Un famosissimo libro di quasi 40 anni fa prendeva spunto dalla domanda se ci fosse differenza tra chi viaggia in motocicletta sapendo come funziona la moto e chi non lo sa. Tra le tantissime profonde riflessioni presenti nel racconto, tra quelle un po’ più di superficie ricordo che per garantire la qualità della manutenzione non è sufficiente il libretto delle istruzioni. E che solo un meccanico che tenga al proprio lavoro sia in grado di trovare una soluzione ai problemi perché si baserà sulla sua esperienza passata e non vedrà una piccola vite come singolo elemento ma come parte di un tutto.
 
Allo stesso modo mi troverei veramente in difficoltà nello scrivere delle istruzioni per chi dovesse occuparsi della sveglia e della preparazione di mia figlia per la materna.
Perché non ci sono nessi causa-effetto, se non solo in apparenza, o certezze di comportamenti o di reazioni che possano garantire gli obiettivi di un buon risveglio e un ingresso sereno a scuola.

Ogni mattina c’è qualcosa di lievemente diverso.

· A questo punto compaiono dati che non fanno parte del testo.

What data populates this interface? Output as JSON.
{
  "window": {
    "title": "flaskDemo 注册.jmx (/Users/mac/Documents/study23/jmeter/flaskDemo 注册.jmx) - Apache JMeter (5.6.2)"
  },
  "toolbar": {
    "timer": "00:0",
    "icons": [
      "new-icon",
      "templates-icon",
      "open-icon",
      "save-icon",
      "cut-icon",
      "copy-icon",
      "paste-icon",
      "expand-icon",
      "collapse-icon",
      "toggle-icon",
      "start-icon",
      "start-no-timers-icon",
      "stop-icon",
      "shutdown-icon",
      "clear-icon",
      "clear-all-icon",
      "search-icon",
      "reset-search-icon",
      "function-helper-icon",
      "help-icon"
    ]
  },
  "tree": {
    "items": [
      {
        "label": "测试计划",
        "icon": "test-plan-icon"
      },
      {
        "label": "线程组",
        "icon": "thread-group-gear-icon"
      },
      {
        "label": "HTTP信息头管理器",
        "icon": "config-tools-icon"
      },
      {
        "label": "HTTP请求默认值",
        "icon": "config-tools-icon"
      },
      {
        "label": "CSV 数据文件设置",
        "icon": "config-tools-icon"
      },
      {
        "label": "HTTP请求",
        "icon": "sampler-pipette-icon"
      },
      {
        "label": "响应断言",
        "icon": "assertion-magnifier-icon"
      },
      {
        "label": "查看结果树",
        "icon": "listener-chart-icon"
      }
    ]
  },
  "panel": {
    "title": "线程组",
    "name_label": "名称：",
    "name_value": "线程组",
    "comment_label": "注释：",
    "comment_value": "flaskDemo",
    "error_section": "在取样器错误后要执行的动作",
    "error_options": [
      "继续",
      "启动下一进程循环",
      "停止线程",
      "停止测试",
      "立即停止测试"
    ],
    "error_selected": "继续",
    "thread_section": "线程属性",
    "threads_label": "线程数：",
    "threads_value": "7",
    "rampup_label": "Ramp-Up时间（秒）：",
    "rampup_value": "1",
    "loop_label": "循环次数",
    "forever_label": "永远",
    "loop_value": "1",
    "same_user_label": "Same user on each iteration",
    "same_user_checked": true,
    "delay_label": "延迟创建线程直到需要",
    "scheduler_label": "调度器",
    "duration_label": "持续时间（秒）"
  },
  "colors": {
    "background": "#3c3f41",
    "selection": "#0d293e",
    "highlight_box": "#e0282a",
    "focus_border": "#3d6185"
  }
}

Magari un brutto sogno, non così presto da poter ripiombare nel sonno ma neanche così vicino all’ora della sveglia per alzarsi e iniziare a prepararsi, o risvegli disperati perché il pupazzetto della nanna non è più nel letto. All’opposto, mattinate nelle quali qualsiasi cosa, neanche una sirena dei pompieri, sembra riuscire a farle aprire gli occhi.
Volte nelle quali la prima parola che dice è “Latte” contro altre che ne rifiuta anche la vista pur finendo in entrambi i casi a berlo tutta contenta.
Mattine in cui qualsiasi vestito va bene contrapposte ad altre nelle quali occorre riuscire a convincerla che quella felpa non è così brutta.
Ingressi al nido con un saluto di sfuggita correndo verso la stanza con i giochi e le amichette e altri nei quali ci vuole un abbraccio forte forte e due baci, uno grande e uno piccolo, per darle la forza di entrare.
Interpretare un suo “Sì” o “No” o un suo comportamento diventa come trovare un motivo a quel rumorino nel motore. Non si può spiegare.
Solo conoscendola e vivendoci insieme si riesce a trovare al volo la scelta che rappresenta una delle soluzione che permette di ripartire. Perché non c’è “la soluzione”, non c’è “il modo”. C’è una o più soluzioni che vanno bene per lei e per quel momento ma che non è possibile definire a priori.

Ho cercato e ricercato dal ritorno dall’ospedale ma non c’erano libretti di istruzioni per il modello che avevo, particolare e unico come ogni bambino. Non avrebbe neanche senso mettersi a scriverlo. Sarebbe solo tempo perso.